Außerdem lässt die ICANN neben Baby-Domains „.dad“-, „.kids“-, „.family“- sowie „.mom“-Domains zukünftig zu. Insbesondere die Bezeichnung „Familiy“ gilt derzeit als eines der am stärksten wachsenden Wörter im Internet. Besucher einer solchen Internetseite verbinden diesen Begriff beispielsweise mit Liebe und Sicherheit, Wärme sowie einem Gefühl von Zusammengehörigkeit. Die neuen Domain-Endungen können unter anderem für die Erstellung neuer E-Mail-Adressen eingesetzt werden. Ein Unterteilung nach „.dad“, .“mom“ und „.family“ wäre in diesem Zusammenhang ebenfalls ein mögliche Variante.
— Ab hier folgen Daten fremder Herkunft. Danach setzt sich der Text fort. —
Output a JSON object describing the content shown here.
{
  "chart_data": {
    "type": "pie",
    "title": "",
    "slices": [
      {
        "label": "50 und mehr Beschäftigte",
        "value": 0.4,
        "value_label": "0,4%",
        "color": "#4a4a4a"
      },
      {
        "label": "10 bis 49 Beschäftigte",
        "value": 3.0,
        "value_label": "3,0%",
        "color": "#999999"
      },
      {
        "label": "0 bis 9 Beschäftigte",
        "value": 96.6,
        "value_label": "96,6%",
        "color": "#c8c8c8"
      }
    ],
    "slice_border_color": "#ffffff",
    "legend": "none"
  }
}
Bereits seit einiger Zeit ist bekannt, dass das Ranking in Suchmaschinen mit derartigen Top-Level-Domains deutlich besser ausfällt. Eine junge Studie konnte belegen, dass die „.berlin“-Domain vor allem bei regionalen Suchanfragen deutlich besser von Google platziert wird. „.de“- sowie „.com“-Domains haben hierbei deutlich schlechter abgeschnitten.